Fahrenheit -華氏- Ⅲ
「遅くなって申し訳ございません」
「早かったですね!」
二人の挨拶が交わって、あたしたちはお互いに顔を合わせた。
「あ、いえ!柏木補佐って残業が多いイメージだったから」と緑川さんは恥ずかしそうに舌を出す。
「今日は早めに切りあげてきました」
緑川さんが予約した部屋は二人にしては広すぎる部屋だった。
ゆうに5、6人は入れそう。
両側に長いソファが、そして中央にテーブル、突き当りの壁に大きなモニターがある。
ガラスのテーブルにポテトフライと、グラスに入ったジンジャーエール?が置いてある。
そこを見つめていると
「あ!すみません、ちょっと先に初めてました。お腹すいちゃって」と緑川さんはお腹の辺りを抱きしめ、ペロッと舌を出す。

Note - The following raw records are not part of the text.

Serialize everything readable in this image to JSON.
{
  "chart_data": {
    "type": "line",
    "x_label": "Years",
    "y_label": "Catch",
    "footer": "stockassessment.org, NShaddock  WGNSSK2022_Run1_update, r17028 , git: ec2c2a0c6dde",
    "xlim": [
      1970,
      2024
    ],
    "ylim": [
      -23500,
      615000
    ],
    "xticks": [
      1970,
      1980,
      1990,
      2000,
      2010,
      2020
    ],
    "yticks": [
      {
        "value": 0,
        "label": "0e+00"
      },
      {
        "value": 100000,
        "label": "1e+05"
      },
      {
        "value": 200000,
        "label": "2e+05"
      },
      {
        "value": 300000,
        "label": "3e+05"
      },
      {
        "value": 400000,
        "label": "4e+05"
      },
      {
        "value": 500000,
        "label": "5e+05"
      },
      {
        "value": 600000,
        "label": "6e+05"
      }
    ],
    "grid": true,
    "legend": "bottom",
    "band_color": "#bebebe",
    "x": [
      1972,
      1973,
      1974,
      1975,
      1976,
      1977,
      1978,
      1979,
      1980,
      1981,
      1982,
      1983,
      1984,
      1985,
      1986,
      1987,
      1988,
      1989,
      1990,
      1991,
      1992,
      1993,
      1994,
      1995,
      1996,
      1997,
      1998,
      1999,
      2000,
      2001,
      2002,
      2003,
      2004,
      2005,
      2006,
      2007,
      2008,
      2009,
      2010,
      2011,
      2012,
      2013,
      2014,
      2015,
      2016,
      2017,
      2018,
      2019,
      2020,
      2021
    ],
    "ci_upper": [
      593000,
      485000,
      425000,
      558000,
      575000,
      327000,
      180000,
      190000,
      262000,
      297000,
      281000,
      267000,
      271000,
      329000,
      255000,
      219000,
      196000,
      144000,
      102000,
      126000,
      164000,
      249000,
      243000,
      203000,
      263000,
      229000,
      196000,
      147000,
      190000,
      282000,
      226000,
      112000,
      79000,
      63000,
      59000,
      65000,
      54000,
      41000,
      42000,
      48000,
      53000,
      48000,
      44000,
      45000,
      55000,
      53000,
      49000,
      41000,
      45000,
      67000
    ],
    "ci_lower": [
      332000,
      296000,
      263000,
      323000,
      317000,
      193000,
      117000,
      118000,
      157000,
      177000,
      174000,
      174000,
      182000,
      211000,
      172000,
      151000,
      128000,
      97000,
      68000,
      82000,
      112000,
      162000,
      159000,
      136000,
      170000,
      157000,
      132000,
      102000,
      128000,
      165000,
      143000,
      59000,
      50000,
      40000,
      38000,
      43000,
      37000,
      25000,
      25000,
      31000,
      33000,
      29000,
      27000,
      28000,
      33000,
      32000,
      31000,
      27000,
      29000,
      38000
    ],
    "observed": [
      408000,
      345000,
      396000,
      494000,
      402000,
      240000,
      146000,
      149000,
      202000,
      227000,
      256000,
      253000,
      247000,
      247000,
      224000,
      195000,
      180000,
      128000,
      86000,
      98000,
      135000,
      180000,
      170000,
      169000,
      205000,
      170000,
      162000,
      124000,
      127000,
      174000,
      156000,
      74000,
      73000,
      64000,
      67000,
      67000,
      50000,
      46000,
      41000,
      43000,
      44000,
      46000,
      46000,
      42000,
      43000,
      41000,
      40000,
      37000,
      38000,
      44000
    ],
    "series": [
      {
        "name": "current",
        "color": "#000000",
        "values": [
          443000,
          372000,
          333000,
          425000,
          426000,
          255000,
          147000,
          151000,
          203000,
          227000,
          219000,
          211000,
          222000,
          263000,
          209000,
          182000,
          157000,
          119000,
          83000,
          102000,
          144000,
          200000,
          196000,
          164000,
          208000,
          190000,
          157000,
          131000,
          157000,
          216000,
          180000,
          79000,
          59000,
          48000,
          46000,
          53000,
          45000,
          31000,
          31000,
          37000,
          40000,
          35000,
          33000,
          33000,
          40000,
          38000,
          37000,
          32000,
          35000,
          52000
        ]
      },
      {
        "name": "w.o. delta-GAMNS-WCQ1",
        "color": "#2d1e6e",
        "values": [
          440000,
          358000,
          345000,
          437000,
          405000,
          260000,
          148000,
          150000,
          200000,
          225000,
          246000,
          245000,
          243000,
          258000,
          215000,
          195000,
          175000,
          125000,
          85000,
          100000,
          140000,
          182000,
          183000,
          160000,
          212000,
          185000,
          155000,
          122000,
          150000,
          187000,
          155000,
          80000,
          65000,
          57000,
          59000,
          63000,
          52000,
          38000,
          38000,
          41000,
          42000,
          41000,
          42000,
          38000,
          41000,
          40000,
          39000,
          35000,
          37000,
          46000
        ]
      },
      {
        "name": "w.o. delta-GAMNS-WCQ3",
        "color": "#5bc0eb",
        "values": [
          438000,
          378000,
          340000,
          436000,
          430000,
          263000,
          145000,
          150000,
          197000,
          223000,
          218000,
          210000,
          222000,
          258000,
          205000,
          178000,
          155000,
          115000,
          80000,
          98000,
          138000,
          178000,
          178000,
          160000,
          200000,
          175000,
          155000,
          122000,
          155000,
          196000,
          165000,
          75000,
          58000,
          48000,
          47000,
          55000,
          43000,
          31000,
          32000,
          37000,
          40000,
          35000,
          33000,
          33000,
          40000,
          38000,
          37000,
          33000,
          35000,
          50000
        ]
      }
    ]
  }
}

「ここのカラオケ、フードメニュー結構おいしいんですよ、お酒も勿論ありますよ!」と大きなメニュー表を素早く手渡され「柏木補佐も夕飯まだですよね」と聞かれて
「あ、はい…」とまたも勢いに押されて頷いてしまった。
やたらと大きなメニュー表を開くと、ずらりと写真とメニューが載ってて
………
「緑川さんにお任せいたします」あたしは早々にメニュー表を緑川さんに返上することに。
「そうですか~?えっと葉月はから揚げと、シーザーサラダとぉ、春巻きとエビチリ。あ!あとカシスオレンジ。柏木補佐は何飲みます?」とまたも勢いよく聞かれ
「ではビールを…」と言うのが精一杯。
二週間程前、緑川さんは元気がなかったのに、元来の明るさを取り戻したようで少しほっとした。